Maggie let me back in by the kitchen-barge door and locked it behind her.
“Did you get what you needed?”
“Yes.”
“Good. I suppose. Roger—be careful. These are strange times.”
She seemed less angry at me than before, less impatient. She was glad I was back safe, which made a little warm fire in my heart. I risked questions. “How are they strange times, Maggie?”
“Wouldn’t you know better than I? I only know what I hear of gossip, or am told by my brother, the soldier with the Blues.
You’re
the one beside the queen.”
I said slowly, “I sit at her feet. I make jokes about matters I don’t understand. I hope desperately that my joke will fit its subject, at least a little. And that it will be funny, at least a little. I dye my face yellow. I make inane movements like dancing backward and pretending to fall down. And all the while I’m afraid that I will do something wrong, something that will displease the queen. Always I’m afraid, Maggie. Sometimes I wish I were back here, carrying water in the laundry, sleeping under the trestle table.”
She took my hand. Hers was warm, rough with work. “We are the same age, and yet sometimes I think I am much older than you.”
She would not think that if she had known the things I had seen and done. The wreck of the
Frances Ormund
, the knife sliding into Hartah’s flesh . . . I had not trusted Maggie with my past, however much I trusted her in the present. I said, “I need to know as much as I can learn in order to merely survive, and yet I know nothing. You hear more in the kitchen, from the servants who wait at table and the bargemen who come from outside, than I do among the courtiers. They must guard their tongues around the queen, and I am always around the queen. So please please tell me—how are these strange times?”
“The two rival courts in the palace cannot go on forever,” Maggie said, her voice low. “There are whispers . . . well, there always were. But my brother tells me that the rumors grow more intense, both in the army and in the villages. The old rumors.”
I remembered Cat Starling’s flat words:
The queen is a whore.
“Why do the rumors grow more intense now? Because of Lord Robert? ”
“No. Well, maybe a little. Consort Will was much beloved, you know. He was so generous to the poor, and he traveled all about the countryside, listening to people. I was not yet working at court when he died, but I remember villagers whispering that the queen had him poisoned.”
“Poisoned? Her own husband? I don’t believe it. He was no threat to her rule.” I realized all at once that we were talking treason. If anyone overheard . . . But we were two young servants in a cold and deserted kitchen courtyard, beside a pile of vegetable crates and slop buckets, and there was no one else around.
“Some say,” Maggie continued, “that she had already taken up again with Lord Robert, and so wished her husband gone.”

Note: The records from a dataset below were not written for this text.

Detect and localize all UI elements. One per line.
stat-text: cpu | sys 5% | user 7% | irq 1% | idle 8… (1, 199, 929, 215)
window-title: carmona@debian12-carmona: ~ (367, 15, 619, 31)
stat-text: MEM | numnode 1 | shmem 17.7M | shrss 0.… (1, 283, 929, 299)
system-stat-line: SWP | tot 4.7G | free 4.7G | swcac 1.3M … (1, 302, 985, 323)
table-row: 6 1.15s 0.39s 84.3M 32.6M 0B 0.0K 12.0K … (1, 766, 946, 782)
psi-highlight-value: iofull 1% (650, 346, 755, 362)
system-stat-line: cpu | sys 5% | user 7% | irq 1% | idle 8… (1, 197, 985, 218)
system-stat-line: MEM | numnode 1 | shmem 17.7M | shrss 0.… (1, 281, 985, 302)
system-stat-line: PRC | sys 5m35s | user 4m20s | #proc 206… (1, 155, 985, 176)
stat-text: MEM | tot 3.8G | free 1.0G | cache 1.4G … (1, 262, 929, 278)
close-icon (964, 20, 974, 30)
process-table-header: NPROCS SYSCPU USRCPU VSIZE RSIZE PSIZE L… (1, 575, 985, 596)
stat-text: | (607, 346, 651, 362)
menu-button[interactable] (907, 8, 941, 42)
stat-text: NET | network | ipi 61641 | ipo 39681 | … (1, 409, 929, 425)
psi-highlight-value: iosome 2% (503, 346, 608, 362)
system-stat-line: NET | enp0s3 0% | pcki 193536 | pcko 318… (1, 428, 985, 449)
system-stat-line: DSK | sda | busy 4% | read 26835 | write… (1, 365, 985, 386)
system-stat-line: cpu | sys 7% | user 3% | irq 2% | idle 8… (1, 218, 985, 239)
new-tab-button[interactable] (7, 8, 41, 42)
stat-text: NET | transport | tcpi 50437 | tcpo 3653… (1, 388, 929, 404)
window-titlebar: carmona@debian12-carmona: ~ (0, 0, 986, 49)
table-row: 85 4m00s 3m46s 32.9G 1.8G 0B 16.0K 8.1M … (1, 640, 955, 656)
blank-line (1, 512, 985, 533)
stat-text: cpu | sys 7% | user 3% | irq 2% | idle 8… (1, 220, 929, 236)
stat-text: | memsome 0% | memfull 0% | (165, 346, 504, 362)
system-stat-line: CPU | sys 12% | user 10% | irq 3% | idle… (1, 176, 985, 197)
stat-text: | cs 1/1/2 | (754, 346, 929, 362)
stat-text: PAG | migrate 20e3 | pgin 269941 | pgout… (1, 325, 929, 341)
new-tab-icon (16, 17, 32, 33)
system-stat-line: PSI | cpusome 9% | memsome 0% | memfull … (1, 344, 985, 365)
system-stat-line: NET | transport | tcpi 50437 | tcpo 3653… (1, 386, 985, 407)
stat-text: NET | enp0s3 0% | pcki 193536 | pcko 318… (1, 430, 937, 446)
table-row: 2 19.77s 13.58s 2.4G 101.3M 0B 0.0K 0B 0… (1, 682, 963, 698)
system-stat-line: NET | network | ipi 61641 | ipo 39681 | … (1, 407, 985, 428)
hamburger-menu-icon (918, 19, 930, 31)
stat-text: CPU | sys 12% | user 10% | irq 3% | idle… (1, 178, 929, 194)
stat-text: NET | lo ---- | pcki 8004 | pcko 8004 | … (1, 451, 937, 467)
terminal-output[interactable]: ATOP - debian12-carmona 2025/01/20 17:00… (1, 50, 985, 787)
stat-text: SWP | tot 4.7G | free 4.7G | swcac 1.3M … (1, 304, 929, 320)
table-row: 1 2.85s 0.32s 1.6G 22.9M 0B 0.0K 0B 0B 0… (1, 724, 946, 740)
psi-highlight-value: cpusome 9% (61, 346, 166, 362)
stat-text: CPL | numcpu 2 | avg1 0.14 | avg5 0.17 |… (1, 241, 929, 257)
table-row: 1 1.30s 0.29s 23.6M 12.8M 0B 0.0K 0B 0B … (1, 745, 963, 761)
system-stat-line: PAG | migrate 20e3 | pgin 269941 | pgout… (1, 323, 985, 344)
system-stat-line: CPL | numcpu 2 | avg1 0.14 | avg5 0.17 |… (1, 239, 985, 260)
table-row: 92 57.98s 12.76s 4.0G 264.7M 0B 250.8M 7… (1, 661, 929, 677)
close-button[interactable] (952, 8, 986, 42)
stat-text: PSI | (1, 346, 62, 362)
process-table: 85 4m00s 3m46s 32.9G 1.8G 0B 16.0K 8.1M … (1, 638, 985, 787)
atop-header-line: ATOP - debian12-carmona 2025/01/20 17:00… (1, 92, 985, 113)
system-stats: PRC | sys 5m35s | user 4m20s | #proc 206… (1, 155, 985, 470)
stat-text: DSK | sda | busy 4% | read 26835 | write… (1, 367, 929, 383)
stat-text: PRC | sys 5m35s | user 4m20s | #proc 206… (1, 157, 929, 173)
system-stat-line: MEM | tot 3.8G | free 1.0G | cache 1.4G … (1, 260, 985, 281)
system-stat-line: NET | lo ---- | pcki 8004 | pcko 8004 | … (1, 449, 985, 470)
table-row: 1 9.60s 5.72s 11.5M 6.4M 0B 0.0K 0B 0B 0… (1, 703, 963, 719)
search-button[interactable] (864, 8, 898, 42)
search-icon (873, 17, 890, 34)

“Why does she not marry Lord Robert now?”
Maggie shrugged. “Perhaps she does not wish to share power, not even with a consort. Some say she waits for a better alliance through marriage, a foreign prince, after the old queen dies. Some say—” Maggie raised the lantern, looked fearfully around, and put her mouth close to my ear. “Some say she is a witch.”
All at once pieces fell into place in my mind, like tumblers clicking into a lock. The queen’s readiness to believe that I could cross over, in the face of Lord Robert’s amused disbelief. Maggie’s horror that time in the kitchen when I asked where Soulvine Moor lay. Mistress Conyers, telling me to avoid the notice of the queen . . . But I knew that there were no witches. I alone knew this with certainty. I had crossed over to the country of the Dead, had talked to the Dead, had even talked to old women burned as witches. They had not been that. But common people believed in witches, and were terrified of them, and an army was made of common soldiers. No one was more superstitious than a soldier—I had seen it again and again at faires. And I knew all too well that a statement need have very little truth in it to be believed.